More in June

Today is the first Thursday of June which means it’s time to celebrate with an exciting walk through East London’s vibrant art scenes! This month’s route will take you on an exploration of four galleries in the East End. The walk will take 40 minutes going through Aldgate, Shoreditch and Haggerston. The meeting point for anyone interested in the printed copy of this route will be at Whitechapel Gallery.

Our first stop is Yamamoto Keiko Rochaix, at 19 Goulston St, London E1 7TP, for an exhibition titled “Le Long Voyage”, a snapshot of the captivating practice of Anthony Ngoya (b. 1995, FR), with a series of works, in-between painting and sculpture, from the artist’s ongoing internal search for identity. Celebrating familial bonds while questioning its essence, the French artist with Congolese background traces kinship links across various objects and images from personal archives to collective cultural memory. Being a second-generation French following his parents’ immigration and feeling confronted with ruptures, Ngoya created a family cosmogony by playing with the space of possibility with the gaps in his family history, with imagined links through the eyes and perspectives of different characters.

Moving along the walking route, we arrive at A.I. Gallery, located at 1a Tenter Ground, London E1 7NH. The exhibition “Hyphenate” features three female artists: Amy Bernstein (b. 1980, US), Betsy Bradley (b. 1992, UK), and Weixin Quek Chong (1988, Singapore). The show offers unique interpretations of language, exploring calligraphic and typographical elements, as well as logograms, through a diverse range of practices. Amy Bernstein has been dedicated for the last two decades to painting and writing, exploring the limitations of abstract languages and the possibilities of colour, while Weixin Quek Chong works with images, objects, audiovisual and performative elements drawing from interests in dichotomies between digital and organic, monumental and minuscule, human and nonhuman, and other constructed binaries. Betsy Bradley is a painter producing abstract compositions exploring how the act of painting can become an extension of the body and mind.
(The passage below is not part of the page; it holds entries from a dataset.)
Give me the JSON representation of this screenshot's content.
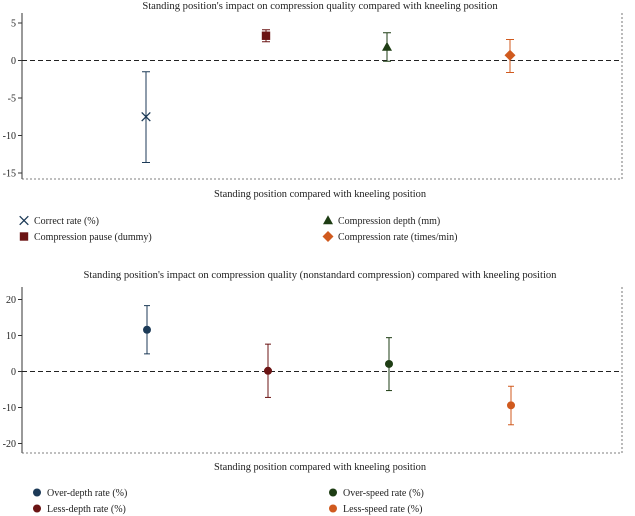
{
  "chart_data": [
    {
      "type": "scatter",
      "subtype": "error-bar",
      "title": "Standing position's impact on compression quality compared with kneeling position",
      "xlabel": "Standing position compared with kneeling position",
      "ylabel": "",
      "ylim": [
        -16,
        5.5
      ],
      "yticks": [
        5,
        0,
        -5,
        -10,
        -15
      ],
      "ytick_labels": [
        "5",
        "0",
        "-5",
        "-10",
        "-15"
      ],
      "reference_line": 0,
      "grid": false,
      "legend_position": "bottom",
      "series": [
        {
          "name": "Correct rate (%)",
          "marker": "x",
          "color": "#1c3a57",
          "estimate": -7.5,
          "ci": [
            -13.6,
            -1.5
          ]
        },
        {
          "name": "Compression pause (dummy)",
          "marker": "square",
          "color": "#6b1414",
          "estimate": 3.3,
          "ci": [
            2.5,
            4.1
          ]
        },
        {
          "name": "Compression depth (mm)",
          "marker": "triangle",
          "color": "#1e3d14",
          "estimate": 1.8,
          "ci": [
            -0.1,
            3.7
          ]
        },
        {
          "name": "Compression rate (times/min)",
          "marker": "diamond",
          "color": "#d05a1e",
          "estimate": 0.7,
          "ci": [
            -1.6,
            2.8
          ]
        }
      ]
    },
    {
      "type": "scatter",
      "subtype": "error-bar",
      "title": "Standing position's impact on compression quality (nonstandard compression) compared with kneeling position",
      "xlabel": "Standing position compared with kneeling position",
      "ylabel": "",
      "ylim": [
        -22,
        23
      ],
      "yticks": [
        20,
        10,
        0,
        -10,
        -20
      ],
      "ytick_labels": [
        "20",
        "10",
        "0",
        "-10",
        "-20"
      ],
      "reference_line": 0,
      "grid": false,
      "legend_position": "bottom",
      "series": [
        {
          "name": "Over-depth rate (%)",
          "marker": "circle",
          "color": "#1c3a57",
          "estimate": 11.6,
          "ci": [
            4.9,
            18.3
          ]
        },
        {
          "name": "Less-depth rate (%)",
          "marker": "circle",
          "color": "#6b1414",
          "estimate": 0.2,
          "ci": [
            -7.2,
            7.6
          ]
        },
        {
          "name": "Over-speed rate (%)",
          "marker": "circle",
          "color": "#1e3d14",
          "estimate": 2.1,
          "ci": [
            -5.3,
            9.4
          ]
        },
        {
          "name": "Less-speed rate (%)",
          "marker": "circle",
          "color": "#d05a1e",
          "estimate": -9.4,
          "ci": [
            -14.8,
            -4.1
          ]
        }
      ]
    }
  ]
}
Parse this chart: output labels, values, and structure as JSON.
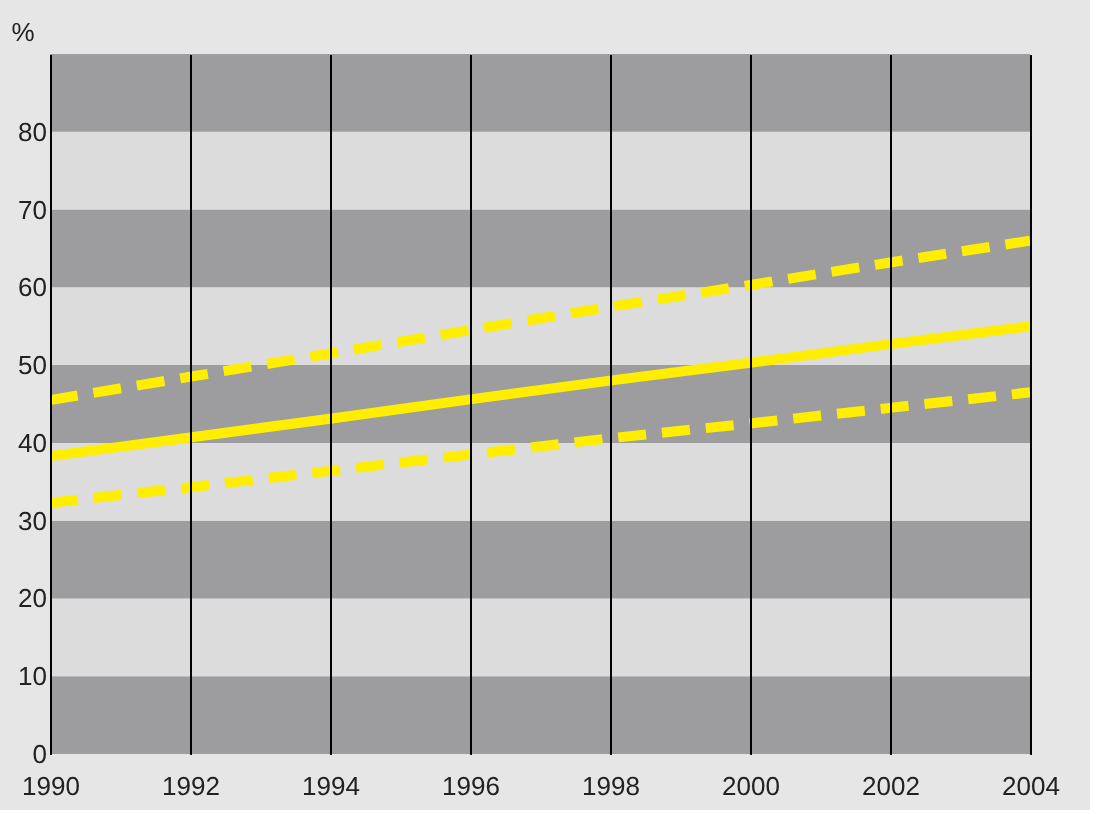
{
  "chart_data": {
    "type": "line",
    "ylabel": "%",
    "x": [
      1990,
      1992,
      1994,
      1996,
      1998,
      2000,
      2002,
      2004
    ],
    "series": [
      {
        "color": "#ffee00",
        "line_style": "dashed",
        "values": [
          45.5,
          48.5,
          51.5,
          54.5,
          57.5,
          60.3,
          63.2,
          66
        ]
      },
      {
        "color": "#ffee00",
        "line_style": "solid",
        "values": [
          38.3,
          40.7,
          43.1,
          45.6,
          48.0,
          50.3,
          52.7,
          55
        ]
      },
      {
        "color": "#ffee00",
        "line_style": "dashed",
        "values": [
          32.3,
          34.3,
          36.4,
          38.5,
          40.6,
          42.5,
          44.5,
          46.5
        ]
      }
    ],
    "bands": [
      {
        "axis": "y",
        "from": 0,
        "to": 10,
        "color": "#9d9d9f"
      },
      {
        "axis": "y",
        "from": 10,
        "to": 20,
        "color": "#dcdcdd"
      },
      {
        "axis": "y",
        "from": 20,
        "to": 30,
        "color": "#9d9d9f"
      },
      {
        "axis": "y",
        "from": 30,
        "to": 40,
        "color": "#dcdcdd"
      },
      {
        "axis": "y",
        "from": 40,
        "to": 50,
        "color": "#9d9d9f"
      },
      {
        "axis": "y",
        "from": 50,
        "to": 60,
        "color": "#dcdcdd"
      },
      {
        "axis": "y",
        "from": 60,
        "to": 70,
        "color": "#9d9d9f"
      },
      {
        "axis": "y",
        "from": 70,
        "to": 80,
        "color": "#dcdcdd"
      },
      {
        "axis": "y",
        "from": 80,
        "to": 90,
        "color": "#9d9d9f"
      }
    ],
    "xlim": [
      1990,
      2004
    ],
    "xticks": [
      1990,
      1992,
      1994,
      1996,
      1998,
      2000,
      2002,
      2004
    ],
    "ylim": [
      0,
      90
    ],
    "yticks": [
      0,
      10,
      20,
      30,
      40,
      50,
      60,
      70,
      80
    ],
    "grid": "x",
    "marker": "none"
  }
}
The journey continues to Autograph, situated at Rivington Pl, London EC2A 3BA. “Ajamu: The Patron Saint of Darkrooms” is a captivating exhibition showcasing the work of Ajamu (b. 1963, UK). For more than 30 years, the artist has unapologetically celebrated black queer bodies, the erotic sense and pleasure as activism. He has been at the forefront of genderqueer photography, challenging dominant ideas around masculinity, gender, sexuality and representation of black LGBTQ+ people in the United Kingdom. Ajamu’s evocative photographs present the lives and experiences of himself and those around him. From charged self-portraits to tender depictions of lovers, spirited images of friends to objects that his sitters use, The Patron Saint of Darkrooms foregrounds the community that has fostered an environment embracing the politics of pleasure. Since the 1980s, Ajamu has sought to use sensuality and desire as a creative practice, liberating representations of the black queer body.

Our final stop on tonight’s route is at Seventeen Gallery, at 270-276 Kingsland Rd, London E8 4DG. Here, you’ll have the opportunity to immerse yourself in the exhibition “Ripple,” the forth show of Rhys Coren (b. 1983, UK) at the gallery. The exhibition presents a collection of works from the artist’s eye-catching production, with a selection of rectangular paintings, relief paintings, marble works, and an animated piece, delving into a world of rhythm, color, visual delights and playful textures. Coren works across animation, writing, performance and painted marquetry and he credits the structures found in electronic dance music, jazz and disco as central to his work.